Jack Desly est un personnage né de la plume de Henry Musnik (1895-1957) un des principaux pourvoyeurs en son temps de récits fasciculaires de la littérature populaire française.

Sous de nombreux pseudonymes (Pierre Olasso, Jean Daye, Gérard Dixe, Alain Martial, Pierre Dennys…) il signa un nombre incroyable de récits fasciculaires, principalement policier, mais pas que.

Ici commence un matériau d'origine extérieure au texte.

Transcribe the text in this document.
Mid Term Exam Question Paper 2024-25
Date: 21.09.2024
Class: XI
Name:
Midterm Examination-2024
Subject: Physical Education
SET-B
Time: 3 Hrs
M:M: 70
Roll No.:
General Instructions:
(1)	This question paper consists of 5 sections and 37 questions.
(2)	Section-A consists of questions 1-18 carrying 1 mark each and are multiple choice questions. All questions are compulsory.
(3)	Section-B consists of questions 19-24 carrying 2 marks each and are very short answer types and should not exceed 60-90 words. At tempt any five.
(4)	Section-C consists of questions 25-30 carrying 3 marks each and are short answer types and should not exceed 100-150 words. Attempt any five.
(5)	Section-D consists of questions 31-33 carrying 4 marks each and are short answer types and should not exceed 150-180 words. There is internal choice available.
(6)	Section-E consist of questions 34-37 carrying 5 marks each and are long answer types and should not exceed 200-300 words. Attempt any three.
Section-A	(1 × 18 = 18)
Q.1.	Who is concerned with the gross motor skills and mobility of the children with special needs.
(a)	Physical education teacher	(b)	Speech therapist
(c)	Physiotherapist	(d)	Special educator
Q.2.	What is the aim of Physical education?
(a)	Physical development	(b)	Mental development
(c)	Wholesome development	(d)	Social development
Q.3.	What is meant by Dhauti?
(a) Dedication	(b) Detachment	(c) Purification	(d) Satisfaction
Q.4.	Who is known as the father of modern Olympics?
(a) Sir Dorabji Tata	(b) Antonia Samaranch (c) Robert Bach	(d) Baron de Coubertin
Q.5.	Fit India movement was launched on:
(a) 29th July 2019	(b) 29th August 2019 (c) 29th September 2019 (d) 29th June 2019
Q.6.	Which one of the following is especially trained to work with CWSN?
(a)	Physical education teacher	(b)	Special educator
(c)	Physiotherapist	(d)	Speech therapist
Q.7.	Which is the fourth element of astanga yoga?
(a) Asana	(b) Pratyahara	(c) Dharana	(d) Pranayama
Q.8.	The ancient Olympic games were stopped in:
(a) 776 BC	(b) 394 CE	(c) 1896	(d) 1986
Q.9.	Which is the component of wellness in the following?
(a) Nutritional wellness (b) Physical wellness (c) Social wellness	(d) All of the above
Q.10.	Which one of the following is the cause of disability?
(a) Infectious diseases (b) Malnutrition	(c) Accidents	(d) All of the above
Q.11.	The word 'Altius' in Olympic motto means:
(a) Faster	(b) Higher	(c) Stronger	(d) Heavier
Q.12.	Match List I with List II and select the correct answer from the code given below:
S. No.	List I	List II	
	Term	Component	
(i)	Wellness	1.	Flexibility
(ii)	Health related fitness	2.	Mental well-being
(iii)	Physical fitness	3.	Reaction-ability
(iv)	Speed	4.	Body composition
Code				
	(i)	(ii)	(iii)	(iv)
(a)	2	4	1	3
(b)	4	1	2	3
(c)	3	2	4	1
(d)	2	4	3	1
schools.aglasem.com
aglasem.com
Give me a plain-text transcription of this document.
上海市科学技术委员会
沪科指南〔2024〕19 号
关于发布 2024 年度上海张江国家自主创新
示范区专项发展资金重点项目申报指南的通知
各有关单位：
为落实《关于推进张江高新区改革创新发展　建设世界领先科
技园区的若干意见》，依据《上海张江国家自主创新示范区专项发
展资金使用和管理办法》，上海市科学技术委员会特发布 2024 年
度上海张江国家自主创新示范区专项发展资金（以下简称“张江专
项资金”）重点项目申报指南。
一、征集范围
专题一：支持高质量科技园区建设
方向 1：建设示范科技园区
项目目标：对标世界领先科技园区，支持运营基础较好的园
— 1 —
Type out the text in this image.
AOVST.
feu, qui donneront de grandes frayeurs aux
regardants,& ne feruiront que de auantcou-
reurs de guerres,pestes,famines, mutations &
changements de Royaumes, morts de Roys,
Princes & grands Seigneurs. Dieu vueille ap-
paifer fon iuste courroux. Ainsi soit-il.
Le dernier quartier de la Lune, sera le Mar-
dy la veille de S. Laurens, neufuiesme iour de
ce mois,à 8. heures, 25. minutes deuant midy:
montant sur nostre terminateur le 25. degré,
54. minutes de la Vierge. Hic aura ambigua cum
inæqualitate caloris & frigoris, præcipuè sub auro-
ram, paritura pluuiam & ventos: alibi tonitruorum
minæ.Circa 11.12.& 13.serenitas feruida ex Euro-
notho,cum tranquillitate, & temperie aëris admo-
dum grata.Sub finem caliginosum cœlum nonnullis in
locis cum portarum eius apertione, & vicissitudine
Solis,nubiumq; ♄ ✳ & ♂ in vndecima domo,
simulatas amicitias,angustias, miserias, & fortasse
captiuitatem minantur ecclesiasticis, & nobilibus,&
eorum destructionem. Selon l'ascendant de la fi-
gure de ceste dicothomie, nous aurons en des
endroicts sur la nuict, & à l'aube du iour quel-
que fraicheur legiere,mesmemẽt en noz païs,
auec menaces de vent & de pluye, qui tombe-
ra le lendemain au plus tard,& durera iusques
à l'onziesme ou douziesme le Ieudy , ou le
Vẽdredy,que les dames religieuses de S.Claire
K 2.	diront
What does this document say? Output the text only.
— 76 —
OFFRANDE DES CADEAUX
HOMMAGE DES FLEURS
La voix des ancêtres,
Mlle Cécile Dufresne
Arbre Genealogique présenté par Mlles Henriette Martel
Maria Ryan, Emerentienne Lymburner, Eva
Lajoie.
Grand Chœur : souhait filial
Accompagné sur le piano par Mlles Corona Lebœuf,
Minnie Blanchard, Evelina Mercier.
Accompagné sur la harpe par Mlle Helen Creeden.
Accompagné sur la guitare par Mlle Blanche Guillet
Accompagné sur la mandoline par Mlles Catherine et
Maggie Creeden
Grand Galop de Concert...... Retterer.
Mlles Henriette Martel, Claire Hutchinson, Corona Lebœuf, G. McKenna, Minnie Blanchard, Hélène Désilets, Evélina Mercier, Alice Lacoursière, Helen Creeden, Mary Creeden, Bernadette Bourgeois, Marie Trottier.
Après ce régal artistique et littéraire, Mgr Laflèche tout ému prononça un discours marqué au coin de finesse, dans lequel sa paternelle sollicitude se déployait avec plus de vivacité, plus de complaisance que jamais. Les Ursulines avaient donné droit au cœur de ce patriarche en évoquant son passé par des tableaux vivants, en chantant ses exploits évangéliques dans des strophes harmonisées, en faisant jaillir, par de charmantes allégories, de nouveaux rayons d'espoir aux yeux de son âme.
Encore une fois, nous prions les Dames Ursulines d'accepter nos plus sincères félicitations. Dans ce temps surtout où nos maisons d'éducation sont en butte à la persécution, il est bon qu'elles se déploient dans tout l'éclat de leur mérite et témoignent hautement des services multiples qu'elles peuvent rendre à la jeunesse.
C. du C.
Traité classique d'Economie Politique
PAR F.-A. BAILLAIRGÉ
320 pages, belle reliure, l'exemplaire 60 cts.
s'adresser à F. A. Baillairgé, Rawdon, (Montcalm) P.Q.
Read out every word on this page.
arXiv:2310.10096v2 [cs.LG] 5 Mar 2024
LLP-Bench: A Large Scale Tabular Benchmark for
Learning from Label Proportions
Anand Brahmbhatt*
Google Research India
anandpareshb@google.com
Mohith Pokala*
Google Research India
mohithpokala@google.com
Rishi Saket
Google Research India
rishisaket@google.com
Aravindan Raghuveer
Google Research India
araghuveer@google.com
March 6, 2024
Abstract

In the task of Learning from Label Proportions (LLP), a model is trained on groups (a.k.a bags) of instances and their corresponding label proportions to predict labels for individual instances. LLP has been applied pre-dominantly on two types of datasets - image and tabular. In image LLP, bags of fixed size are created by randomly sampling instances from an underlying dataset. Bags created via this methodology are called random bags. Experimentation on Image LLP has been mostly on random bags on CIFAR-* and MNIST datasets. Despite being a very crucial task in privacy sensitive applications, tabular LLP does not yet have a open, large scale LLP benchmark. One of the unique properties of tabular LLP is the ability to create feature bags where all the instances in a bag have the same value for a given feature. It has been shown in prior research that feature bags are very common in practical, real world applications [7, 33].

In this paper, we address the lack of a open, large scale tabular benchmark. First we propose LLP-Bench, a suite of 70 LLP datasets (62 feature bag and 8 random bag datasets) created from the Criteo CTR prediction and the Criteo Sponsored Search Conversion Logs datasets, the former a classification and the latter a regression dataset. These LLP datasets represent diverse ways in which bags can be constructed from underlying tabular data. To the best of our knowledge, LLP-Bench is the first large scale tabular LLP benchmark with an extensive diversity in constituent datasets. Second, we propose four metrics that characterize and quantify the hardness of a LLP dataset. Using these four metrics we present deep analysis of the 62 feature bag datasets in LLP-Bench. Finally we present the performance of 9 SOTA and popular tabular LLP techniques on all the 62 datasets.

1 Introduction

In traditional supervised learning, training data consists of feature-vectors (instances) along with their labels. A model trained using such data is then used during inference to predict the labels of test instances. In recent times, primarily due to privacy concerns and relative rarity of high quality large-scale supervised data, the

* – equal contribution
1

Pour la collection de fascicules de 64 pages « Police et Mystère » des éditions Ferenczi, à partir de 1937, il signe du pseudonyme Claude Ascain, plusieurs dizaines de titres dont les 25 premiers mettent en scène le personnage de Jack Desly, gentleman-cambrioleur et de son fidèle serviteur annamite Nan-Dhuoc. Les deux hommes seront surveillés et poursuivis par l’infatigable inspecteur Arthème Ladon.

« La dernière aventure de Jack Desly » est donc la 25e et ultime des aventures du personnage. Elle est initialement parue en décembre 1938.

LA DERNIÈRE AVENTURE DE JACK DESLY

Découvrez comment l’inspecteur Arthème Ladon va bravement mettre un terme à la carrière de gentleman-cambrioleur de Jack DESLY alors que ce dernier est en voyage de noces avec la douce Gladys sur les plages d’Hendaye.

Jack Desly et Gladys, qu’il vient d’épouser, sont en vacances de noces à Hendaye. Là, ils font la connaissance d’un riche américain avec qui ils sympathisent. Mais la disparition d’un jeune homme après avoir été en compagnie de l’américain et l’arrivée de l’inspecteur Arthème Ladon sur place, va quelque peu bouleverser leurs noces ainsi que leurs plans…

On retrouve donc une dernière fois Jack Desly, Nan-Dhuoc, Glady et l’inspecteur Arthème Ladon dans cet ultime épisode de 19 000 mots.

Pour l’occasion, l’auteur modifie un peu son schéma narratif, notamment la séquence finale.

Effectivement celle-ci n’est plus consacrée aux explications de Jack Desly, mais à d’autres évocations et d’autres émotions.

Car l’auteur va chercher à tirer la petite larme du lecteur, d’abord par des rebondissements tragiques puis par des moments touchants, n’hésitant pas à rajouter couche sur couche jusqu’au point final.

Terminer une série est toujours un crève-cœur (du moins si on l’a appréciée) et l’on se demande toujours de quelle manière l’auteur va s’y prendre.

Quand il s’agit d’un cambrioleur sympathique, on ne voit que deux solutions : l’arrestation ou la mort.

À quelle sauce Claude Ascain va-t-il manger son héros, vous devrez lire cet ultime épisode pour le savoir, car je ne vais rien déflorer.

Tout ce que je pourrais vous dire est que l’épisode, malgré la fin, est dans la lignée des précédents et qu’il est tout aussi plaisant à lire… plus, même, du fait de l’émotion supplémentaire dont il est empreint.

Voilà donc une autre série de Henry Musnik terminée. Heureusement, la bibliographie de l’auteur compte un bon nombre de personnages récurrents et d’autres séries m’attendent alors que j’en ai déjà dégusté au moins une demi-douzaine.

Au final, dernier épisode, dernière aventure de Jack Desly, Nan-Dhuoc et l’inspecteur Arthème Ladon. Sniff.